Randy Barcus, chief economist for Avista Corp., is predicting brisk commercial real estate activity this year.
“We’ve seen a dramatic uptick in interest in the Inland Northwest from out-of-area investors,” Barcus said.
“I think we’ll see a lot of ownership changes at office buildings and shopping centers. And that’s going to free up a lot of local capital to do more development.
“That’s very healthy for our community. The sales of Crescent Court and Rock Pointe developments – and there are dozens of other examples – indicate a maturation of our economy,” Barcus said.
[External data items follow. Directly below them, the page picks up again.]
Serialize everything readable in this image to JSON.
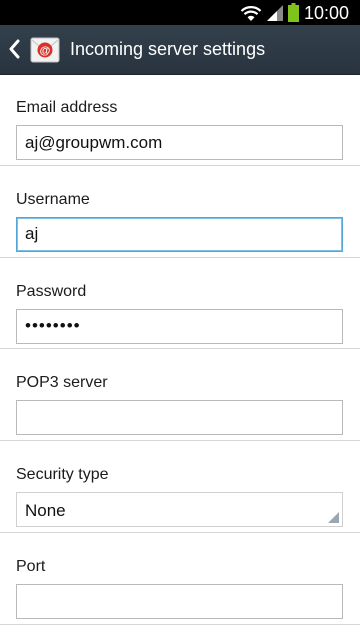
{
  "status_bar": {
    "time": "10:00",
    "icons": [
      "wifi-icon",
      "signal-icon",
      "battery-icon"
    ],
    "battery_color": "#7fc31c"
  },
  "action_bar": {
    "title": "Incoming server settings",
    "back_icon": "chevron-left-icon",
    "app_icon": "email-icon",
    "background_color": "#2e3a46"
  },
  "form": {
    "email": {
      "label": "Email address",
      "value": "aj@groupwm.com"
    },
    "username": {
      "label": "Username",
      "value": "aj"
    },
    "password": {
      "label": "Password",
      "value": "••••••••"
    },
    "pop3": {
      "label": "POP3 server",
      "value": ""
    },
    "security": {
      "label": "Security type",
      "value": "None"
    },
    "port": {
      "label": "Port",
      "value": ""
    }
  },
  "colors": {
    "focus_border": "#56a5d8",
    "divider": "#d6d6d6"
  }
}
The historic Rookery and Mohawk buildings will be among the most notable structures on the market. Spokane Mayor Dennis Hession signed an executive order in December saving them from demolition. He hopes a private developer will buy the $4.7 million parcel for downtown housing and commercial use.
Marshall Chesrown, head of Coeur d’Alene’s Black Rock Development, is pursuing plans to build more than 2,600 residential units and about 1 million square feet of commercial space on the 77-acre Kendall Yards project in Spokane. Kendall Yards will rise from the banks of the Spokane River, appealing to those who want to live, work and shop within walking distance of the city’s core.
In Spokane Valley, expect office and retail property markets to remain soft. The area’s been overbuilt, Auble said.
Kootenai County does not collect similar data on its commercial real estate market. However, developer Ryan Nipp, with Coeur d’Alene’s Parkwood Business Properties, said the market there is still sizzling. And while he predicts a slight slowdown in 2006, he anticipates another better-than-average year.
Nipp estimates that 2005 vacancy rates among Kootenai County’s Class A office space — the newest and most desirable — was a low 5 percent. The vacancy rates at older properties weren’t far behind, with Class B space at 5 to 7 percent and Class C at less than 10 percent.
“I would say that will hold true again this year, based on our portfolio and information I’ve received from other brokers and developers in town,” Nipp said.
In Coeur d’Alene, a number of major developments are in the works.
Crews will break ground as soon as weather permits for the five-story, 57,000-square-foot RiverView Tower, which is Parkwood Properties’ big project. Located along Northwest Boulevard, it will encompass four stories of high-end office space, a floor of luxury condos and two levels of underground parking.
In addition, Miller Stauffer Architects is overseeing construction of the seven-story, mixed-use Parkside development on Front Avenue. The 125,000-square-foot brick building will be anchored by NightHawk Radiology Services and will include retail shops, three floors of offices and 12 condos. It’s set to open at year’s end.
Plans also call for construction to begin in the spring on the 40,000-square-foot condo-office building known as Sherman Lofts. Located in the heart of Coeur d’Alene, the seven-story development will feature eight luxury condos, two penthouse suites and two floors of offices, said architect Mike Patano, who’s teamed with contractor Mike Dodge and investor Dean Ledger on the deal.